In the real world, the financial crisis has depleted the value of the endowment, leaving us with less income to fund operations this year and for years to come. So what’s the answer? As I mentioned, one answer is to spend more from the endowment—to thin the herd—so that we can bridge the gap between annual income and annual expenses.

But as my analogy demonstrates, spending down the endowment too far (selling too many cows) leaves us with too little money to sustain our operations in the future. Like a farmer with too few cows to sustain his farm, spending too much from our endowment can exacerbate the problem of too little operating cash, making more budget cuts necessary in the future.
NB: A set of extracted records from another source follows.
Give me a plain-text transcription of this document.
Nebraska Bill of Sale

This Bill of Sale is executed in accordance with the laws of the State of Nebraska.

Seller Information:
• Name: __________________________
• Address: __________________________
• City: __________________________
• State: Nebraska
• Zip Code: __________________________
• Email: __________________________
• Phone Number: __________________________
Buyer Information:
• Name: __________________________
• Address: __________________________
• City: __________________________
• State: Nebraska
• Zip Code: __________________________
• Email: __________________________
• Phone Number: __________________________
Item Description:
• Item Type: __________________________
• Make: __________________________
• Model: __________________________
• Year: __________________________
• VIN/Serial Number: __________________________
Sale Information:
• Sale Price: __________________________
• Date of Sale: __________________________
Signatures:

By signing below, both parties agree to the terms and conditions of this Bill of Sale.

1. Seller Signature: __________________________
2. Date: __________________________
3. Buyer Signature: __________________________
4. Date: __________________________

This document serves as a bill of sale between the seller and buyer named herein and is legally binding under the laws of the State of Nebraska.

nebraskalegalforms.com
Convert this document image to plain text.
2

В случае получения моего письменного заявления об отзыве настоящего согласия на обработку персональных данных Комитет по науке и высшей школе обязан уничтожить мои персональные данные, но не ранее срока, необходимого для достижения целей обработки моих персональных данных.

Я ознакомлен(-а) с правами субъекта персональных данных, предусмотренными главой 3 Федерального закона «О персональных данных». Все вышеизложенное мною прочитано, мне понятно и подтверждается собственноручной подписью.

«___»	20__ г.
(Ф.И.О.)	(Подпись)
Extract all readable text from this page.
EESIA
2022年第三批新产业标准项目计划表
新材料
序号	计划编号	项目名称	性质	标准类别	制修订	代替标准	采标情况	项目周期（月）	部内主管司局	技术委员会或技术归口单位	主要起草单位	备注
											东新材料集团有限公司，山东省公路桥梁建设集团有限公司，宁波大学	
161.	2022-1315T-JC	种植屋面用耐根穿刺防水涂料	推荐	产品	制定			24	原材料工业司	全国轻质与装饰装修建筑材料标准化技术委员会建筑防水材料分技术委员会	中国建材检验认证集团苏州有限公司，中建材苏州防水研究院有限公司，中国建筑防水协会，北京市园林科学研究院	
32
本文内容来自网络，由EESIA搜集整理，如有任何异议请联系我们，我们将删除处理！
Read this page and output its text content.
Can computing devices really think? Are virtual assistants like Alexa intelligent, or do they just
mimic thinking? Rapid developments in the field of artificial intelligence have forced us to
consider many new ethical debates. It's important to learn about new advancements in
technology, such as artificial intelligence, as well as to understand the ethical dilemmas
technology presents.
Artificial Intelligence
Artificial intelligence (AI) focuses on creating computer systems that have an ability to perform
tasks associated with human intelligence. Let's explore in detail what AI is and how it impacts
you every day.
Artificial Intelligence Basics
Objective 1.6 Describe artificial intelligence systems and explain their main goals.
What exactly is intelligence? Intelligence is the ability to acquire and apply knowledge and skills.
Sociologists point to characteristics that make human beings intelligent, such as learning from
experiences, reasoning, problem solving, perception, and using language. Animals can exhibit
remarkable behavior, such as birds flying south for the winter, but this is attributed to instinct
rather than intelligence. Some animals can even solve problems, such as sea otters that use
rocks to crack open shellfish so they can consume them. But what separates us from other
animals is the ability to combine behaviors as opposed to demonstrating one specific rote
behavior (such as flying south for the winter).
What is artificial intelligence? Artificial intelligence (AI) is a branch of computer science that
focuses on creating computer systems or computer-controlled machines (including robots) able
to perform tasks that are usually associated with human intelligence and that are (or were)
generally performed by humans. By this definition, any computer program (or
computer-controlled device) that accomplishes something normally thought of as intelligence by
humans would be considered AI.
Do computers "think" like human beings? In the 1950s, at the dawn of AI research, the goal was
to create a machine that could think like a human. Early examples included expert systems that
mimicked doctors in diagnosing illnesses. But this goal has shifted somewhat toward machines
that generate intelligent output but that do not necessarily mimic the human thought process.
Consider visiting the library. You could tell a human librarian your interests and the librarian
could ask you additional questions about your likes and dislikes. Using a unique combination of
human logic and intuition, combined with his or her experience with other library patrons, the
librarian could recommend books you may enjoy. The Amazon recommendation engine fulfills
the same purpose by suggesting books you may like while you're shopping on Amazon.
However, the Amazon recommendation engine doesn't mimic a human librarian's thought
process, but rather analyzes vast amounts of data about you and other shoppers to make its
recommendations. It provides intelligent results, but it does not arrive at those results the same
I am proud about the way the FAS community came together these past six months and thought carefully about the difficult balance that needed to be struck between continued spending to support our core mission today and thoughtful budget cuts to ensure that Harvard remained Harvard in the future. By having made difficult choices and by husbanding our financial resources early, we acknowledged the needs of both our current students and the future generations of students yet to matriculate. The process has also produced ideas that will make Harvard stronger and better prepared to tackle the challenges and embrace opportunities of the 21st century.


Michael D. Smith is the Dean of the Faculty of Arts and Sciences.